MPH Blog

Children's Oral Health FAQs

Learn More About Your Child’s Dental Needs

Starting your child with good dental habits is setting them up for a lifetime of healthy teeth. As soon as your child’s first tooth appears, parents should already take steps in preventing cavities and promoting good oral health. Tooth decay in infants and toddlers are more common than you think. It usually affects the upper front teeth, but may also appear in other teeth. In some cases, infants and toddlers suffer from decay that is so severe that their teeth have to be removed.

As new parents, dealing with your child’s dental needs can be an overwhelming task. Understandably, you may have several questions regarding oral health for kids. Even though dental hygiene is already part your daily routine, a child’s oral health has its own unique set of guidelines. To help you ensure a lifetime of healthy teeth for your child, we’ve provided answers to some frequently asked questions about children’s oral health.

At What Age Should A Child Start Brushing Their Teeth?
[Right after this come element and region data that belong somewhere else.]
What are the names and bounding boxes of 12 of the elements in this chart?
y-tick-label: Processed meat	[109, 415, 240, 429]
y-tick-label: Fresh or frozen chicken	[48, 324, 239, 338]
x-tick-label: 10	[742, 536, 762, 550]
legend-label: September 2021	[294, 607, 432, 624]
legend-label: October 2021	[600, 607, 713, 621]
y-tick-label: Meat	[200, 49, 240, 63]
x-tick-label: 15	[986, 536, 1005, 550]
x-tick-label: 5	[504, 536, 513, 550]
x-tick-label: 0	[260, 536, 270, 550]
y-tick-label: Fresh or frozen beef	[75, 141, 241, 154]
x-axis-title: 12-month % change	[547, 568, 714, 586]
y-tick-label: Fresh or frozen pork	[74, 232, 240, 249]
From the time your child is born, there are several things that you can do for good oral health. Gently clean your baby’s mouth and gums, especially after feeding, with a soft, clean washcloth or gauze pad. As soon as teeth appear usually around the age of six months, you may continue cleaning your child’s teeth this way or use a small, soft toothbrush. You may also start flossing your child’s teeth when their teeth are already side by side. If you’re not confident in making this decision, you may ask for your pediatrician’s recommendation.

What Type of Toothbrush & Toothpaste Should A Child Use?

Find a toothbrush with soft bristles and is small enough to fit your child’s mouth. You may also take a closer look at the labels of the toothbrush to see if it is designed for your child’s age group. For your child’s toothpaste, make sure to choose one with fluoride. If your child is under three years old, use only a small amount of toothpaste the size of a grain of rice. But if your child is already three years old and up, you may increase the amount to pea-sized.

When Should A Child Start Seeing a Dentist?

Children usually start their regular dentist visits at the age of two to three when most of their baby teeth are already complete. When your child is under the age of two, your pediatrician should be the one to examine your child’s teeth. If your pediatrician deems it necessary for your child to see a dentist earlier, he/she may recommend that you go to a pediatric dentist.

How to Avoid Tooth Decay?

To avoid tooth decay, it is important that you provide healthy foods for your child and limit their intake of sweet snacks and drinks. If you must satisfy your kid’s sweet cravings, make sure that you avoid sugary foods that tend to stick to the spaces between your child’s teeth such as caramel, gum, or other chewy snacks.

Good oral health is important to your child’s overall wellbeing. It can keep them comfortable and help them form good oral habits that will be beneficial for them today and in the future.

This article contains general information about medical conditions and treatments. The information is not advice and should not be treated as such. The information is not intended to replace the advice or diagnosis of a physician. If you have any specific questions about any medical matter you should consult your doctor or other professional healthcare providers.